Uğruna kendini patlatacak kadar inanmış insanların hiç okumadığı kitabının tam tersine ibadet ve davranışları hakkında konuşmaya.
Korkuyor bilgi sahibi Afganistan da, İran da, Irak-Suriye-Sudan da olduğu gibi softaların saldırılarının Türkiye de üzerlerine gelmesinden.
İsmet paşa,
“bir milletin kalkınmasının önündeki en büyük engel, bireyin, bilgi sahibi olmadan fikir sahibi olmasıdır.” Demişti.
Günümüzde,
Herkesin her konuda bir fikri var, herkes her şeyi biliyor,
Herkes her konuda uzman memleketimizde,
Ama okumuyor!..
Halbuki bilgi, okumadan asla oluşmaz.
Avrupa’nın en cahil-kurnaz milleti Yunan’lıların ortalama Dimitri’si,
Yılda yirmi üç kitap okumasına rağmen iştigal ettiği konunun dışında kalanlar hakkında bilmediği için fikir beyan etmezken,
Ortalama bir Mehmet on yılda bir kitap okur,
Ve
Her konuda fikri vardır, her şeyi bilir!..
Hatta,
Hayatında eline bırakın kutsal kitabımızı, Teksas-Tommiks bile almamışken bazıları,
Bu konuda birkaç üniversite bitirmiş,
Yüzlerce kitap yazmış,
Makaleleri çeşitli dillere çevrilmiş,
Uluslar arası saygınlığı olan Bayraktar Bayraklı, Zekeriya Beyaz, Yaşar Nuri Öztürk, İhsan Eliaçık vs. gibi prof ve hocaları eleştirir, yetmez, dinsizlikle suçlar birde.
Memleketin bireyi olarak uzman değilim ilahiyat konusunda.
Herhangi bir eğitim almadım.
Ama cahil-cühelada değilim dinim ve ritüelleri hakkında.
Çünkü,
Ulu önder Mustafa Kemal Atatürk’ün Elmallı hocanın eli ile Türkçeleştirdiği kitabımı her fırsatta okur, aydınlanmaya çalışırım. (televizyona çıkan şarlatanları yada kendine şıh-şeyh payesi yapıştıran din tüccarlarını dinleyerek değil!)
Peygamber efendimize peygamberlik tebliğ edildikten sonra ilk yaptığı şey, kabe içerisinde bulunan ve insan eli ile yapılmış putları yıkmak olmuştu.
Yanılmıyorsam Hz.
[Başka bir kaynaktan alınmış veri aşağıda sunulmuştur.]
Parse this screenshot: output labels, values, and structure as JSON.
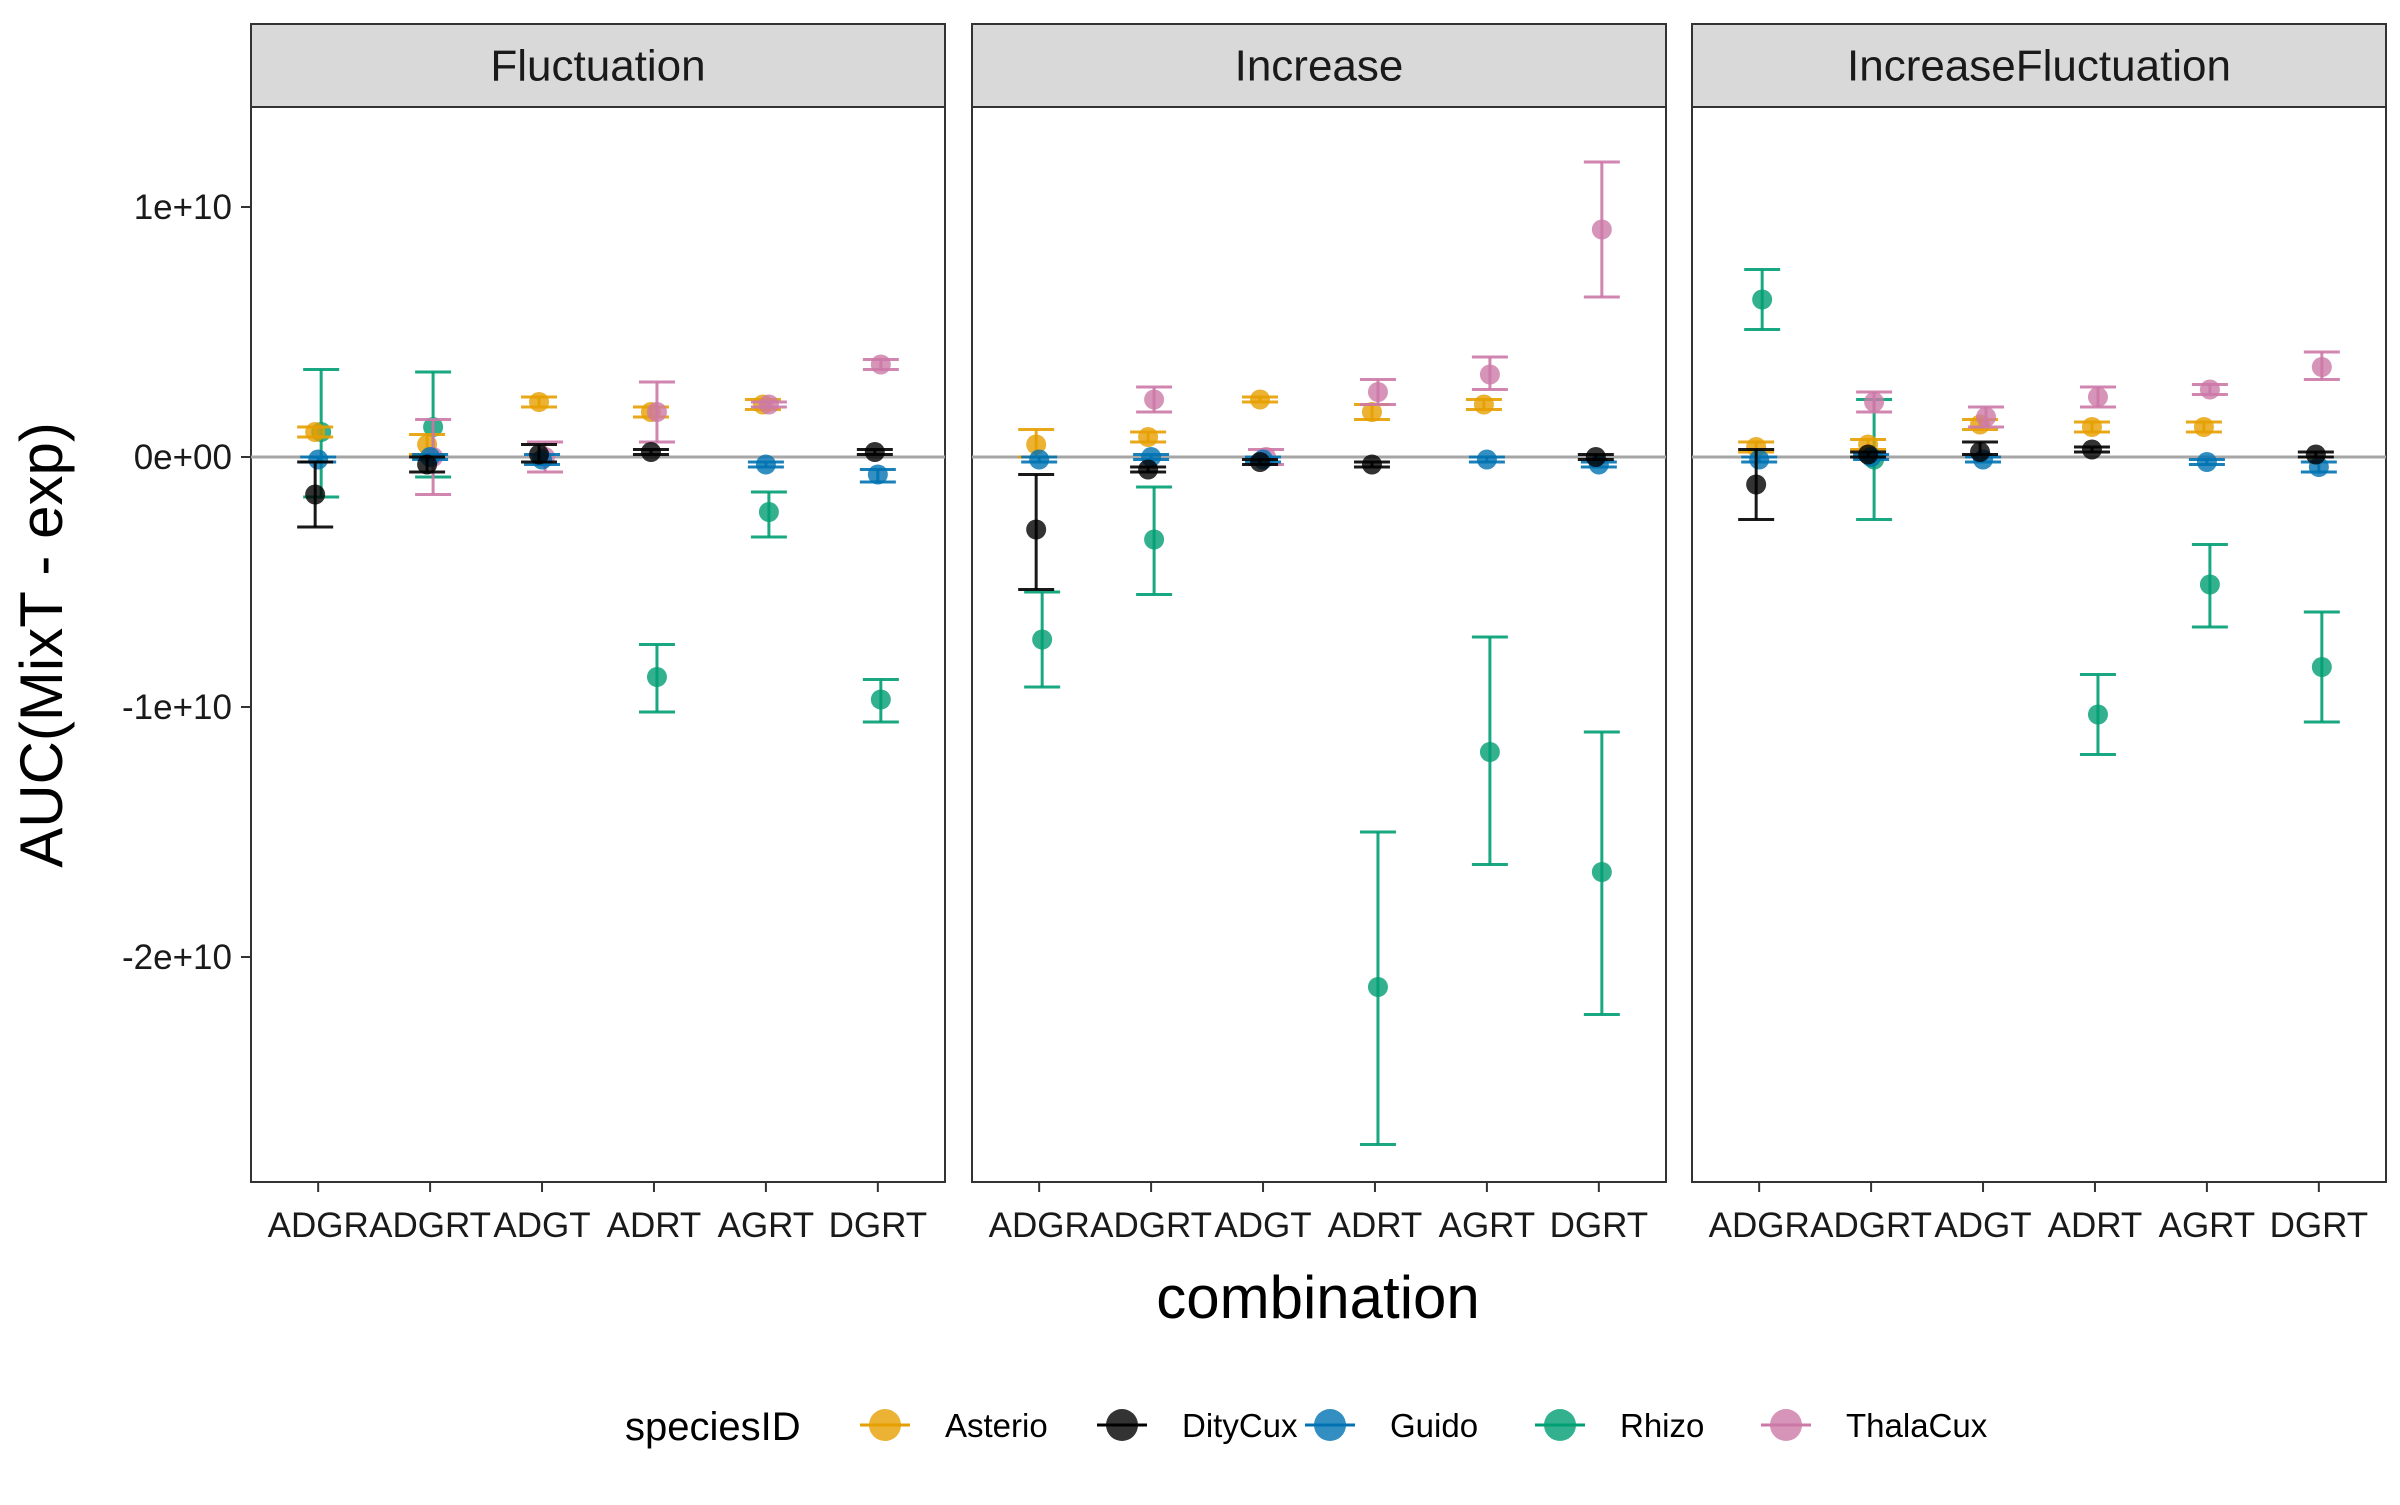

Ömer,
Peygamber efendimizin ölümünden sonraki hac döneminde hacca giden Müslümanların “gölgesinde peygamberimiz uyumuştu” diye kutsiyet yüklediği hurma ağacını kesmişti. (Örnekleri çoğaltabilirim!..)
Yani demem o ki,
İnsan eli ile yapılmış şeylere kutsiyet yüklenmesi pagan dinlerinin rütielleridir!..
İslam’ın kitabına göre, Allah’a şirk koşulması demek-ki,
Buda samimi Müslümanların asla kabul edemeceği durumdur diye biliyorum.
Merakım,
Müslüman’ın biri,
Kabe örtüsünden bir metre kadar parça getirmiş Mekke’den , (sağ olsun!)
Başta imam olmak üzere sanki kabe! Kırıkkale’ye gelmiş gibi davranmanın,
Kameraların merceğine bakarak örtüyü öpüp öpüp alına koymanın İslam da yeri nedir,
Öpüp alna koyulacak kadar ilahi,
Uğruna kürsü kurup, hatim indirecek kadar kutsalmıdır bu örtü?
Konunun uzmanı ve şehrimizin en yetkilisi sayın Müftü açıklamalıdır bizlere,
Bizde doğrusunu bilelim,
Ve
Korkmadan softadan-yobazdan,
Reklam edilmesine izin verilmeden kurnazlar tarafından, doğru kişinin ışığında, doğru yerden bilgilenerek dinimizi yaşayalım.